Gematik wird verstaatlicht
Auch Lauterbach geht es zu langsam. Er will das Vetorecht des Bundesdatenschutzbeauftragten und des Bundesamts für Sicherheit in der Informationstechnik (BSI) beschneiden. Sie sollen künftig Teil eines Ausschusses sein, in dem auch Vertreter aus Medizin und Ethik über solche Entscheidungen beraten. So gewinne man „Qualität und Zeit“, sagte Lauterbach.
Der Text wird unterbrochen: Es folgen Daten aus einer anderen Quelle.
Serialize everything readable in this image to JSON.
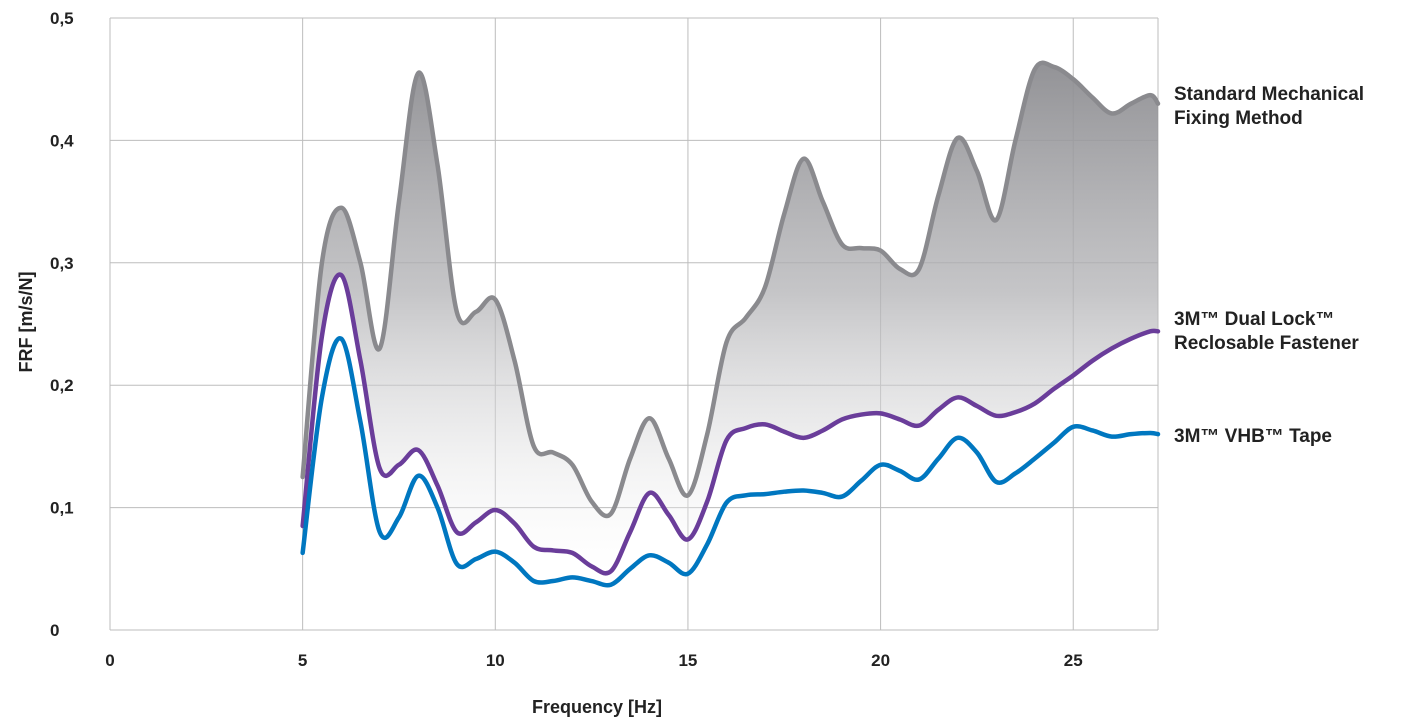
{
  "chart_data": {
    "type": "line",
    "xlabel": "Frequency [Hz]",
    "ylabel": "FRF [m/s/N]",
    "xlim": [
      0,
      27.2
    ],
    "ylim": [
      0,
      0.5
    ],
    "x_ticks": [
      0,
      5,
      10,
      15,
      20,
      25
    ],
    "x_tick_labels": [
      "0",
      "5",
      "10",
      "15",
      "20",
      "25"
    ],
    "y_ticks": [
      0,
      0.1,
      0.2,
      0.3,
      0.4,
      0.5
    ],
    "y_tick_labels": [
      "0",
      "0,1",
      "0,2",
      "0,3",
      "0,4",
      "0,5"
    ],
    "grid": true,
    "legend_placement": "right, inline at line ends",
    "fill_between": [
      "Standard Mechanical Fixing Method",
      "3M™ Dual Lock™ Reclosable Fastener"
    ],
    "series": [
      {
        "name": "Standard Mechanical Fixing Method",
        "label_lines": [
          "Standard Mechanical",
          "Fixing Method"
        ],
        "color": "#8a8a8e",
        "x": [
          5,
          5.5,
          6,
          6.5,
          7,
          7.5,
          8,
          8.5,
          9,
          9.5,
          10,
          10.5,
          11,
          11.5,
          12,
          12.5,
          13,
          13.5,
          14,
          14.5,
          15,
          15.5,
          16,
          16.5,
          17,
          17.5,
          18,
          18.5,
          19,
          19.5,
          20,
          20.5,
          21,
          21.5,
          22,
          22.5,
          23,
          23.5,
          24,
          24.5,
          25,
          25.5,
          26,
          26.5,
          27,
          27.2
        ],
        "y": [
          0.125,
          0.3,
          0.345,
          0.3,
          0.23,
          0.35,
          0.455,
          0.38,
          0.26,
          0.26,
          0.27,
          0.22,
          0.15,
          0.145,
          0.135,
          0.105,
          0.095,
          0.14,
          0.173,
          0.14,
          0.11,
          0.16,
          0.235,
          0.255,
          0.28,
          0.34,
          0.385,
          0.35,
          0.315,
          0.312,
          0.31,
          0.295,
          0.295,
          0.355,
          0.402,
          0.375,
          0.335,
          0.4,
          0.458,
          0.46,
          0.45,
          0.435,
          0.422,
          0.43,
          0.437,
          0.43
        ]
      },
      {
        "name": "3M™ Dual Lock™ Reclosable Fastener",
        "label_lines": [
          "3M™ Dual Lock™",
          "Reclosable Fastener"
        ],
        "color": "#6a3d9a",
        "x": [
          5,
          5.5,
          6,
          6.5,
          7,
          7.5,
          8,
          8.5,
          9,
          9.5,
          10,
          10.5,
          11,
          11.5,
          12,
          12.5,
          13,
          13.5,
          14,
          14.5,
          15,
          15.5,
          16,
          16.5,
          17,
          17.5,
          18,
          18.5,
          19,
          19.5,
          20,
          20.5,
          21,
          21.5,
          22,
          22.5,
          23,
          23.5,
          24,
          24.5,
          25,
          25.5,
          26,
          26.5,
          27,
          27.2
        ],
        "y": [
          0.085,
          0.24,
          0.29,
          0.22,
          0.132,
          0.135,
          0.147,
          0.118,
          0.08,
          0.088,
          0.098,
          0.087,
          0.068,
          0.065,
          0.063,
          0.052,
          0.048,
          0.08,
          0.112,
          0.094,
          0.074,
          0.105,
          0.155,
          0.165,
          0.168,
          0.162,
          0.157,
          0.163,
          0.172,
          0.176,
          0.177,
          0.172,
          0.167,
          0.18,
          0.19,
          0.183,
          0.175,
          0.178,
          0.185,
          0.197,
          0.208,
          0.22,
          0.23,
          0.238,
          0.244,
          0.244
        ]
      },
      {
        "name": "3M™ VHB™ Tape",
        "label_lines": [
          "3M™ VHB™ Tape"
        ],
        "color": "#0077c0",
        "x": [
          5,
          5.5,
          6,
          6.5,
          7,
          7.5,
          8,
          8.5,
          9,
          9.5,
          10,
          10.5,
          11,
          11.5,
          12,
          12.5,
          13,
          13.5,
          14,
          14.5,
          15,
          15.5,
          16,
          16.5,
          17,
          17.5,
          18,
          18.5,
          19,
          19.5,
          20,
          20.5,
          21,
          21.5,
          22,
          22.5,
          23,
          23.5,
          24,
          24.5,
          25,
          25.5,
          26,
          26.5,
          27,
          27.2
        ],
        "y": [
          0.063,
          0.19,
          0.238,
          0.17,
          0.08,
          0.092,
          0.126,
          0.1,
          0.054,
          0.058,
          0.064,
          0.055,
          0.04,
          0.04,
          0.043,
          0.04,
          0.037,
          0.05,
          0.061,
          0.055,
          0.046,
          0.07,
          0.104,
          0.11,
          0.111,
          0.113,
          0.114,
          0.112,
          0.109,
          0.122,
          0.135,
          0.13,
          0.123,
          0.14,
          0.157,
          0.145,
          0.121,
          0.128,
          0.14,
          0.153,
          0.166,
          0.163,
          0.158,
          0.16,
          0.161,
          0.16
        ]
      }
    ]
  }
}
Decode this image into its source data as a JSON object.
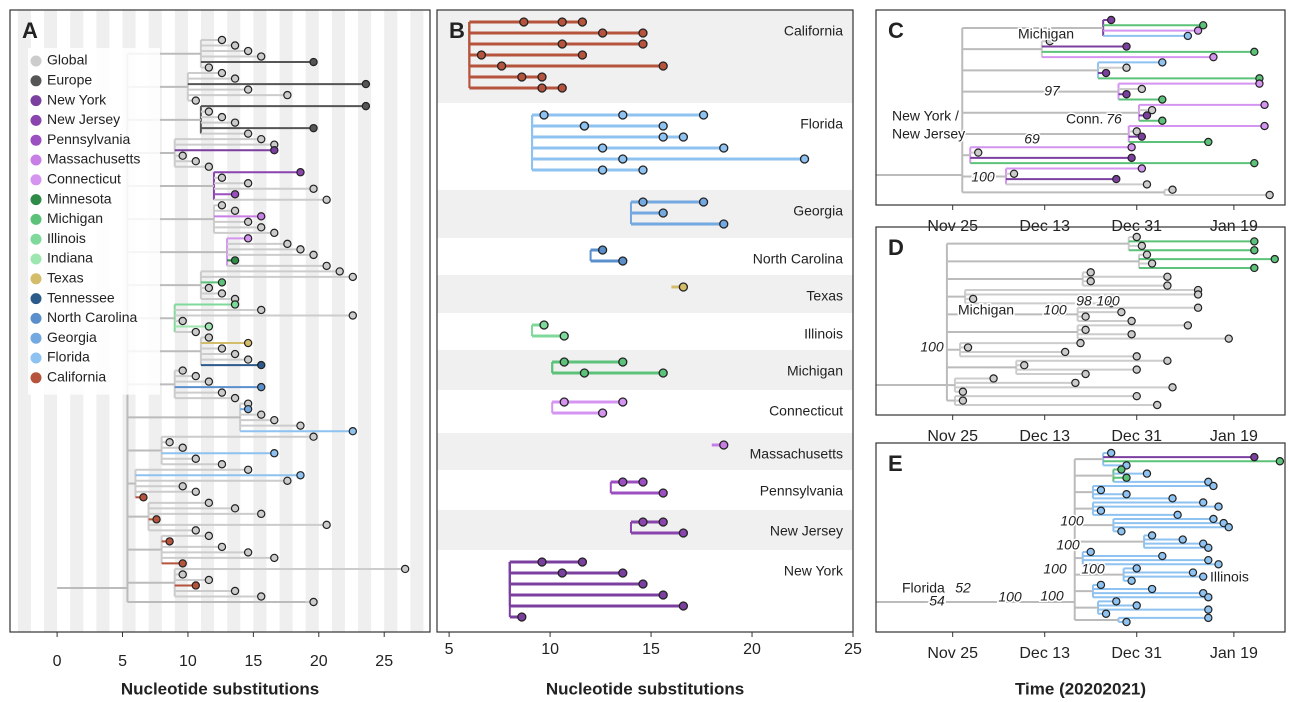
{
  "chart_data": [
    {
      "type": "tree",
      "panel": "A",
      "xlabel": "Nucleotide substitutions",
      "xlim": [
        -3.6,
        28.5
      ],
      "xticks": [
        0,
        5,
        10,
        15,
        20,
        25
      ],
      "stripes": true,
      "legend": "upper left",
      "series": [
        {
          "name": "Global",
          "color": "#cccccc",
          "values": [
            12.6,
            13.6,
            14.6,
            15.6,
            11.6,
            12.6,
            13.6,
            14.6,
            17.6,
            10.6,
            11.6,
            12.6,
            13.6,
            14.6,
            15.6,
            16.6,
            9.6,
            10.6,
            11.6,
            12.6,
            14.6,
            19.6,
            20.6,
            12.6,
            13.6,
            14.6,
            15.6,
            16.6,
            17.6,
            18.6,
            19.6,
            20.6,
            21.6,
            22.6,
            11.6,
            12.6,
            13.6,
            15.6,
            22.6,
            9.6,
            10.6,
            11.6,
            12.6,
            13.6,
            14.6,
            9.6,
            10.6,
            11.6,
            12.6,
            13.6,
            14.6,
            15.6,
            16.6,
            18.6,
            19.6,
            8.6,
            9.6,
            10.6,
            12.6,
            14.6,
            17.6,
            9.6,
            10.6,
            11.6,
            13.6,
            15.6,
            20.6,
            10.6,
            11.6,
            12.6,
            14.6,
            16.6,
            26.6,
            9.6,
            11.6,
            13.6,
            15.6,
            19.6
          ]
        },
        {
          "name": "Europe",
          "color": "#555555",
          "values": [
            19.6,
            23.6,
            23.6,
            19.6
          ]
        },
        {
          "name": "New York",
          "color": "#7b3fa0",
          "values": [
            16.6
          ]
        },
        {
          "name": "New Jersey",
          "color": "#8a44ad",
          "values": [
            18.6
          ]
        },
        {
          "name": "Pennsylvania",
          "color": "#9b4fc0",
          "values": [
            13.6
          ]
        },
        {
          "name": "Massachusetts",
          "color": "#c77fe6",
          "values": [
            15.6
          ]
        },
        {
          "name": "Connecticut",
          "color": "#d494f0",
          "values": [
            14.6
          ]
        },
        {
          "name": "Minnesota",
          "color": "#2e8b47",
          "values": [
            13.6
          ]
        },
        {
          "name": "Michigan",
          "color": "#5cc27a",
          "values": [
            12.6
          ]
        },
        {
          "name": "Illinois",
          "color": "#7fd99a",
          "values": [
            13.6
          ]
        },
        {
          "name": "Indiana",
          "color": "#9ee6b0",
          "values": [
            11.6
          ]
        },
        {
          "name": "Texas",
          "color": "#d4bd6a",
          "values": [
            14.6
          ]
        },
        {
          "name": "Tennessee",
          "color": "#2c5a8a",
          "values": [
            15.6
          ]
        },
        {
          "name": "North Carolina",
          "color": "#5b8fcc",
          "values": [
            15.6
          ]
        },
        {
          "name": "Georgia",
          "color": "#74a8e0",
          "values": [
            14.6
          ]
        },
        {
          "name": "Florida",
          "color": "#8ec2f0",
          "values": [
            22.6,
            16.6,
            18.6
          ]
        },
        {
          "name": "California",
          "color": "#b5533c",
          "values": [
            6.6,
            7.6,
            8.6,
            9.6,
            10.6
          ]
        }
      ]
    },
    {
      "type": "dot-rows",
      "panel": "B",
      "xlabel": "Nucleotide substitutions",
      "xlim": [
        4.4,
        25
      ],
      "xticks": [
        5,
        10,
        15,
        20,
        25
      ],
      "band_shading": true,
      "series": [
        {
          "name": "California",
          "color": "#b5533c",
          "values": [
            8.7,
            14.6,
            10.6,
            11.6,
            15.6,
            9.6,
            10.6,
            11.6,
            12.6,
            14.6,
            6.6,
            7.6,
            8.6,
            9.6,
            10.6
          ]
        },
        {
          "name": "Florida",
          "color": "#8ec2f0",
          "values": [
            9.7,
            11.7,
            15.6,
            12.6,
            13.6,
            14.6,
            17.6,
            15.6,
            16.6,
            18.6,
            22.6,
            12.6,
            13.6,
            11.7
          ]
        },
        {
          "name": "Georgia",
          "color": "#74a8e0",
          "values": [
            14.6,
            15.6,
            18.6,
            17.6
          ]
        },
        {
          "name": "North Carolina",
          "color": "#5b8fcc",
          "values": [
            12.6,
            13.6
          ]
        },
        {
          "name": "Texas",
          "color": "#d4bd6a",
          "values": [
            16.6
          ]
        },
        {
          "name": "Illinois",
          "color": "#7fd99a",
          "values": [
            9.7,
            10.7
          ]
        },
        {
          "name": "Michigan",
          "color": "#5cc27a",
          "values": [
            10.7,
            11.7,
            13.6,
            15.6
          ]
        },
        {
          "name": "Connecticut",
          "color": "#d494f0",
          "values": [
            10.7,
            12.6,
            13.6
          ]
        },
        {
          "name": "Massachusetts",
          "color": "#c77fe6",
          "values": [
            18.6
          ]
        },
        {
          "name": "Pennsylvania",
          "color": "#9b4fc0",
          "values": [
            13.6,
            15.6,
            14.6
          ]
        },
        {
          "name": "New Jersey",
          "color": "#8a44ad",
          "values": [
            14.6,
            16.6,
            15.6
          ]
        },
        {
          "name": "New York",
          "color": "#7b3fa0",
          "values": [
            11.6,
            13.6,
            14.6,
            15.6,
            16.6,
            8.6,
            9.6,
            10.6
          ]
        }
      ]
    },
    {
      "type": "tree-time",
      "panel": "C",
      "xlim": [
        "Nov 10",
        "Jan 29"
      ],
      "xticks": [
        "Nov 25",
        "Dec 13",
        "Dec 31",
        "Jan 19"
      ],
      "annotations": [
        "Michigan",
        "97",
        "New York /",
        "New Jersey",
        "69",
        "Conn.",
        "76",
        "100"
      ],
      "series": [
        {
          "color": "#7b3fa0",
          "values": [
            "Dec 26",
            "Dec 29",
            "Dec 25",
            "Dec 29",
            "Jan 2",
            "Jan 1",
            "Dec 30",
            "Dec 27"
          ]
        },
        {
          "color": "#5cc27a",
          "values": [
            "Jan 13",
            "Jan 23",
            "Jan 24",
            "Jan 5",
            "Jan 5",
            "Jan 14",
            "Jan 23"
          ]
        },
        {
          "color": "#d494f0",
          "values": [
            "Jan 12",
            "Jan 15",
            "Jan 24",
            "Jan 25",
            "Jan 25",
            "Dec 30",
            "Jan 1"
          ]
        },
        {
          "color": "#8ec2f0",
          "values": [
            "Jan 10",
            "Jan 5"
          ]
        },
        {
          "color": "#cccccc",
          "values": [
            "Dec 14",
            "Dec 29",
            "Jan 1",
            "Jan 3",
            "Dec 31",
            "Nov 30",
            "Dec 7",
            "Jan 2",
            "Jan 7",
            "Jan 26"
          ]
        }
      ]
    },
    {
      "type": "tree-time",
      "panel": "D",
      "xlim": [
        "Nov 10",
        "Jan 29"
      ],
      "xticks": [
        "Nov 25",
        "Dec 13",
        "Dec 31",
        "Jan 19"
      ],
      "annotations": [
        "Michigan",
        "100",
        "98",
        "100",
        "100"
      ],
      "series": [
        {
          "color": "#cccccc",
          "values": [
            "Dec 31",
            "Jan 1",
            "Jan 2",
            "Jan 3",
            "Dec 22",
            "Jan 6",
            "Dec 22",
            "Jan 6",
            "Jan 12",
            "Jan 12",
            "Nov 29",
            "Dec 26",
            "Jan 12",
            "Dec 28",
            "Dec 21",
            "Dec 30",
            "Jan 10",
            "Dec 21",
            "Dec 30",
            "Jan 18",
            "Dec 20",
            "Nov 28",
            "Dec 17",
            "Dec 31",
            "Jan 6",
            "Dec 9",
            "Dec 31",
            "Dec 21",
            "Dec 3",
            "Dec 19",
            "Jan 7",
            "Nov 27",
            "Dec 31",
            "Nov 27",
            "Jan 4"
          ]
        },
        {
          "color": "#5cc27a",
          "values": [
            "Jan 23",
            "Jan 23",
            "Jan 27",
            "Jan 23"
          ]
        }
      ]
    },
    {
      "type": "tree-time",
      "panel": "E",
      "xlabel": "Time (20202021)",
      "xlim": [
        "Nov 10",
        "Jan 29"
      ],
      "xticks": [
        "Nov 25",
        "Dec 13",
        "Dec 31",
        "Jan 19"
      ],
      "annotations": [
        "Florida",
        "52",
        "54",
        "100",
        "100",
        "100",
        "100",
        "100",
        "100",
        "Illinois"
      ],
      "series": [
        {
          "color": "#8ec2f0",
          "values": [
            "Dec 26",
            "Dec 29",
            "Jan 2",
            "Jan 14",
            "Jan 15",
            "Dec 24",
            "Dec 29",
            "Jan 7",
            "Jan 13",
            "Jan 16",
            "Dec 24",
            "Jan 8",
            "Jan 15",
            "Jan 17",
            "Jan 18",
            "Dec 28",
            "Jan 3",
            "Jan 9",
            "Jan 13",
            "Jan 14",
            "Dec 22",
            "Jan 5",
            "Jan 14",
            "Jan 16",
            "Dec 31",
            "Jan 11",
            "Jan 13",
            "Dec 30",
            "Dec 24",
            "Jan 3",
            "Jan 13",
            "Jan 14",
            "Dec 27",
            "Dec 31",
            "Jan 14",
            "Dec 25",
            "Jan 14",
            "Dec 29"
          ]
        },
        {
          "color": "#7b3fa0",
          "values": [
            "Jan 23"
          ]
        },
        {
          "color": "#5cc27a",
          "values": [
            "Jan 28",
            "Dec 28",
            "Dec 29"
          ]
        }
      ]
    }
  ]
}
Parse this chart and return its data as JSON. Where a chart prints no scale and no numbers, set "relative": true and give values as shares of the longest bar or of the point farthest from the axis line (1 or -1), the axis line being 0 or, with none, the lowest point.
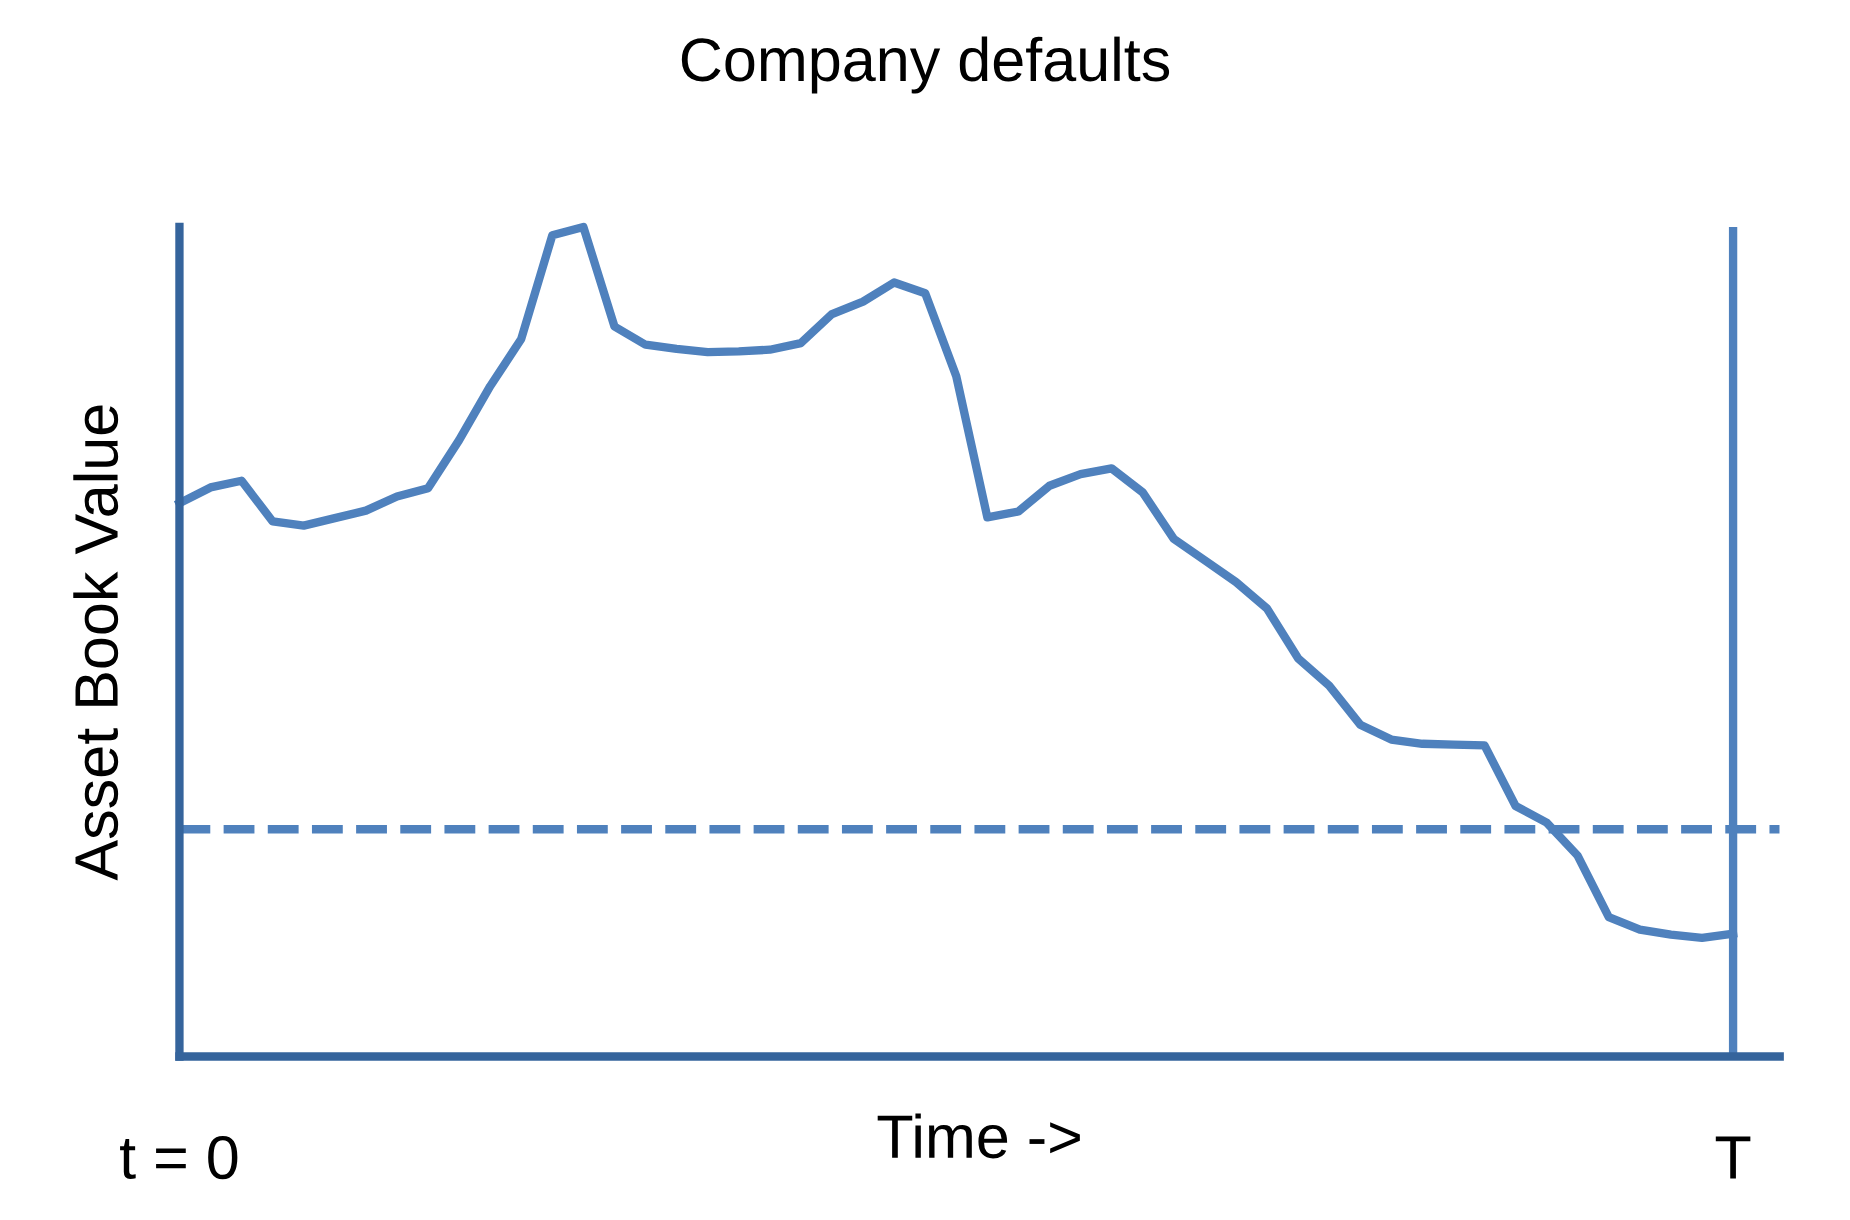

Außerdem will Lauterbach die mehrheitlich bundeseigene Gesellschaft Gematik vollständig verstaatlichen und zu einer Digitalagentur umbauen. Die Behörde ist für die Digitalisierung des Gesundheitswesens zuständig, bisher sind auch Organisationen von Ärzten, Kassen und Kliniken beteiligt. Lauterbach erhofft sich davon ebenfalls mehr Geschwindigkeit bei Entscheidungen.
Der gesundheitspolitische Sprecher der Union Tino Sorge (CDU) kritisierte, dass so wichtige Akteure ausgeschlossen würden. „Der Akzeptanz bei Ärzten, Apothekern und in Kliniken wird dieser Umbau einen Bärendienst erweisen“, sagte Sorge. „Er wird die Distanz zwischen Regierung und medizinischer Praxis nur noch erhöhen.“ Die Vorstandsvorsitzende des Spitzenverbands der gesetzlichen Krankenversicherung (GKV), Doris Pfeiffer, nannte die Entscheidung „nicht sinnvoll“.